I found that whole period fascinating as George Scott took over and started to pick up talent that would become headliners for years to come. Cornette and Dillon explained the philosophy: “If you give fans great talent that tear the house down, people will come.” When you rebuild like that, you do need patience that things will turn around. “Things will go bad, before they go right.”
Mid-Atlantic did rebound, it is a lesson for today’s product, I believe.
If you like history a little closer to today, the analysis of the national expansion under the NWA banner is also very interesting. I don’t think I ever heard put it quite that nicely before.
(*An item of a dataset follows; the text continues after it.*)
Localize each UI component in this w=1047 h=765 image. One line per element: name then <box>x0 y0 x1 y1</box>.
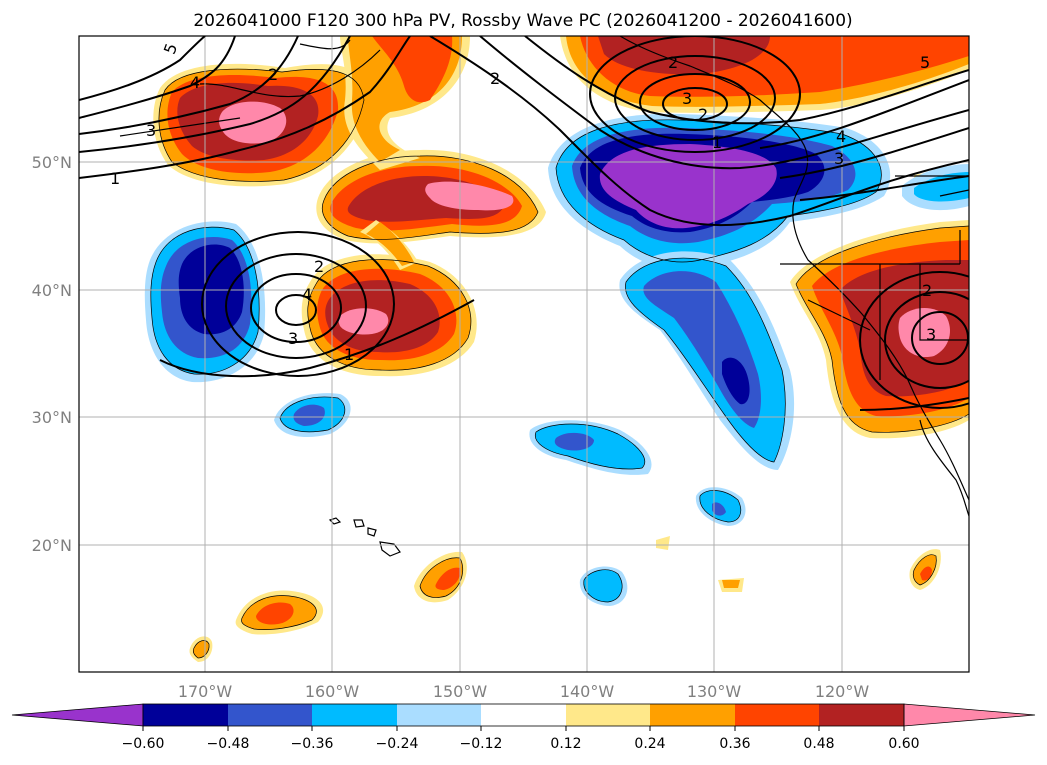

“The office of Mid-Atlantic wrestling didn’t expand with the rest of the business. They had the same team running that million-dollar company across the country that had been running the family business running shows in only three states.”
If that type of mistake could have been avoided, it is conceivable according to Dillon and Crockett that Mid-Atlantic could have fought with the WWE toe to toe. Even if the Monday Night War was a dangerous period for WWE they both feel that the Crockett promotions before 1988 was the one era where Vince could have actually lost to a competitor.
But as history showed us even if WCW saviour/owner Ted Turner and his people said that the only thing that would not change was the wrestling operations, it was the first thing they put their nose in before the ink on the contract was even dry.
While Monday Night Raw is getting close, remember that WCW Saturday night was 28 years in the same time slot. People at legends convention still talk about this show. Those legends shows draws better in the core of the territory than current wrestling.
As Cornette says: “It will never be like that again. There will never be another Mid-Atlantic Championship Wrestling, the Camelot of professional wrestling.”
I can’t recommend this DVD enough, and it might just been the most interesting thing I have reviewed for SLAM! Wrestling yet. Also, just like for a good Marvel movie, stay until the credits have rolled out for a small surprise.